I would like to calculate the bond between concrete and steel sections(steel tubes,etc)

I found one paper which define the bond relationship (Experimental Study on Shear Splitting Failure of Full-Scale
Composite Concrete Encased Steel Beams)
and I found fs=51.25629.544p
where p =steel area to section area
fs= bond stress between concrete and steel

So my questions are
1.I found in AISC 16.1-95 that reduction safety factor of 0.45 for bond between concrete and steel, but this is for filled composite member not encased(encased mean the tubes are not filled inside with concrete),so is there any section dealing with encased in the AISC (Hence I need this factor to use in the previous paper equation)
2.My second question the equation bond strength by AISC (In the same page is not clear to me ,variables are not clear, can anyone simplify it

Thank you

 

[MacGruber22]

Look higher on the same page "The force transfer mechanism of direct bond interaction shall not be used for encased composite members"

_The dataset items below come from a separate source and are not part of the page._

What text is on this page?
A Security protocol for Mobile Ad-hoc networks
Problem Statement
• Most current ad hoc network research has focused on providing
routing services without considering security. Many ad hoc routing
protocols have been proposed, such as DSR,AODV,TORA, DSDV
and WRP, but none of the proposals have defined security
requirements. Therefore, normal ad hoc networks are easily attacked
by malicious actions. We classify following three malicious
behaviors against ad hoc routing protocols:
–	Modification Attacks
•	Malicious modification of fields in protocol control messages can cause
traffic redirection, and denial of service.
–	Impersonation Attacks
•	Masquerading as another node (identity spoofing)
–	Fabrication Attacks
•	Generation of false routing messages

"It is imperative Cunth doesn't get his hands on those codes."

 

[ahmadramadan]

you are right, I found the statement,
I think the formula used in the paper mentioned is good, but I am looking for safety reduction factor as per LRFD method, can you suggest any thing in AISC

Thank you

 

[KootK]

What is your application? Composite beam? Composite column? Simple shear friction between two surfaces? The AISC code on composite shear transfer is dependent on the type of member being considered.

I like to debate structural engineering theory -- a lot. If I challenge you on something, know that I'm doing so because I respect your opinion enough to either change it or adopt it.

 

[ahmadramadan]

Beam, Encased Hollow tubes, not filled

Thank you all

 

[KootK]

I don't know of an AISC blessed bond stress that applies to this situation. AISC does, however, allow you three methods of designing encased steel beams:

1) Composite, without shear anchors, utilizing elastic stresses.

2) Using the plastic capacity of the steel alone but without worrying about local buckling effects.

3) Composite, with shear anchors, utilizing plastic stresses.

Even without a sanctioned bond stress, you've got what you need to design an encased beam.

I like to debate structural engineering theory -- a lot. If I challenge you on something, know that I'm doing so because I respect your opinion enough to either change it or adopt it.